Interventions and considerations
On EGD, the patient’s esophageal distention was found to be from a large bezoar which spanned from the broncho-aortic region of the esophagus to his lower esophageal sphincter. The bezoar was a phytobezoar, with evidence of medication and food particles (meat, vegetables) incorporated into it. The esophageal tissue appeared tenuous and appeared to be the cause of the patient’s lab derangements (Fig. 3).
The decompression was done carefully and meticulously by fragmenting the bezoar endoscopically using a snare device. About 2 h into the procedure, a repeat set of labs were drawn which showed significant improvement in his labs showing a WBC of now 7600/mcL (from 19,000/mcL), creatinine of 0.9 mg/dL (from 1.4 mg/dL), lactate of 0.86 mmol/L (from 3.94 mmol/L), and a troponin of 0.046 ng/mL (from 0.101 ng/mL). A discussion between the surgical team, anesthesia, and gastroenterology (via telephone) was done in the operating room for planning. Given his hemodynamic stability, improving lab values, and previous CT scan which showed no gross evidence of a leak, the decision was made to end the procedure for further resuscitation with plans to return to the OR for interval endoscopy to re-assess the esophagus. In the meantime, the patient was continued on broad spectrum antibiotics (to include antifungal coverage). He was kept Nil per os (NPO) and was admitted to the intensive care unit.

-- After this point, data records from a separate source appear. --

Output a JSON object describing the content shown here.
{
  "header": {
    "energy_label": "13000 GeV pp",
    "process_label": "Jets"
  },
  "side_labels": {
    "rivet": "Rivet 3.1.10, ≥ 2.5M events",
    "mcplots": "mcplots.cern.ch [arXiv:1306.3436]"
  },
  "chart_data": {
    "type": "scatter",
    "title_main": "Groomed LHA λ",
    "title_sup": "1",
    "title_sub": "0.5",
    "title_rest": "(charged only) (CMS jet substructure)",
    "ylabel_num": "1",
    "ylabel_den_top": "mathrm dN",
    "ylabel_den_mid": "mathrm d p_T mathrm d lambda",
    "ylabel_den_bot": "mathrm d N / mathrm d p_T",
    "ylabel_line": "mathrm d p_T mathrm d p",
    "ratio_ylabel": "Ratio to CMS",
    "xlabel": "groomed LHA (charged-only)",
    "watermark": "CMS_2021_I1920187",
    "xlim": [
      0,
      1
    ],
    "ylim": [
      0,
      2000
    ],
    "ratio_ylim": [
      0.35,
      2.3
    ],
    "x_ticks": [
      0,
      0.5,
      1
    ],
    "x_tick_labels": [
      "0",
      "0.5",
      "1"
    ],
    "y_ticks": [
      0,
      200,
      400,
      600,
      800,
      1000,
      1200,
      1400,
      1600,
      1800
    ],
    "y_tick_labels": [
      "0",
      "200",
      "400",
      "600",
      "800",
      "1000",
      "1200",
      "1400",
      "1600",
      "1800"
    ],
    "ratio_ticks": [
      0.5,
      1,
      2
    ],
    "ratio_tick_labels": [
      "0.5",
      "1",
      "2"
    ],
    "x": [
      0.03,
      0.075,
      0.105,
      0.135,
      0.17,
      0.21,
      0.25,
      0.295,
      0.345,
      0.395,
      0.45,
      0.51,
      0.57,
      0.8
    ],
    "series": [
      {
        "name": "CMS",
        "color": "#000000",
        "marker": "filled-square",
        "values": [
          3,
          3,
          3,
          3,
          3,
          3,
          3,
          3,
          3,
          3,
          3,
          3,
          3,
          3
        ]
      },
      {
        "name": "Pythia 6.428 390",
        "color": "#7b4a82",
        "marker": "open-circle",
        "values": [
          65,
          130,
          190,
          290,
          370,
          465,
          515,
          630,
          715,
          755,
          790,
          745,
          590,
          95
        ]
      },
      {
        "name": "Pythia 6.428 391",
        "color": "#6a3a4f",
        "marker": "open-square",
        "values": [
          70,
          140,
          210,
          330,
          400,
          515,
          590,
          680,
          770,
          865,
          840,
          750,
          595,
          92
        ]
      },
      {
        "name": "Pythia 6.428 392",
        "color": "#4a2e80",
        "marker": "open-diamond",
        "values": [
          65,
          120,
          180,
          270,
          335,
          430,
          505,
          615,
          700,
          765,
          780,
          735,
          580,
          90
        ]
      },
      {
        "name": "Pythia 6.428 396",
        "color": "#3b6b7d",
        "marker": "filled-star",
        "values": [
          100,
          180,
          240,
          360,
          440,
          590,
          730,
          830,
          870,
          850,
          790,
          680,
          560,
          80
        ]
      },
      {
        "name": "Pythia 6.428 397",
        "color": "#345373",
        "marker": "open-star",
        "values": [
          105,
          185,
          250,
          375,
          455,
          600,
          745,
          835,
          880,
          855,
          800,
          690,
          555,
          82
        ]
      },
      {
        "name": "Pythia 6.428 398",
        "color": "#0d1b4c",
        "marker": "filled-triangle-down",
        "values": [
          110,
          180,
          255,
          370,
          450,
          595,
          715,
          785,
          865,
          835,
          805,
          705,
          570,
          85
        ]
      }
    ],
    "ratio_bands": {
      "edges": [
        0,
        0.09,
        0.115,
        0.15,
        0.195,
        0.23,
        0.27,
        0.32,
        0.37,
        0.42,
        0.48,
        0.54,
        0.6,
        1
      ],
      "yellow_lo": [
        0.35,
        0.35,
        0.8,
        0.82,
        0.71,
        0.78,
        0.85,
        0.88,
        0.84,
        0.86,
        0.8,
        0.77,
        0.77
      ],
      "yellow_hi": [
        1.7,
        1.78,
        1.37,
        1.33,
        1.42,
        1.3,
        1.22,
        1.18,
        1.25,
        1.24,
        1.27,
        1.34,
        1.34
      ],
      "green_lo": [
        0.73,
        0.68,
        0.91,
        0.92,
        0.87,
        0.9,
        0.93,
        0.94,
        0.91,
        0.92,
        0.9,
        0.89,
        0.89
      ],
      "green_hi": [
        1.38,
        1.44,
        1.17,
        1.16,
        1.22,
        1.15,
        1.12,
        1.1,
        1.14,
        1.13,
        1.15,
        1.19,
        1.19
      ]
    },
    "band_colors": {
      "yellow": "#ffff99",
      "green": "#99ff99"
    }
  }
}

The patient remained hemodynamically normal and clinically stable throughout the night. The multi-disciplinary team determined the best course of action to be complete bezoar debridement, placement of NG tube, nutrition and medical optimization, workup for possible underlying esophageal pathology (to include completion EGD, manometry, and pH probe), and eventual endoscopic versus surgical management of determined condition. The above was again relayed to the patient and his family who fully supported the plan. The bezoar debridement was completed, and the esophagus was inspected for luminal integrity. An NG tube was able to be carefully placed under direct visualization.
Follow-up and next steps
The patient did well and was eventually able to be downgraded to the regular surgical floor. During his stay, a gastrostomy tube was obtained for feeding access and nutritional optimization. He would undergo several follow-up EGDs during his hospitalization to completely clear the bezoar and assess the esophageal lumen (Figs. 4 and 5). After discharge, the patient was further worked up and was found to have achalasia and esophagitis. Thorough workup includes a barium swallow study (patient’s barium swallow shown in Fig. 6), EGD, manometry, pH study, and a chest CT (for, among other things, surgical planning). He was followed up in the outpatient setting for further management.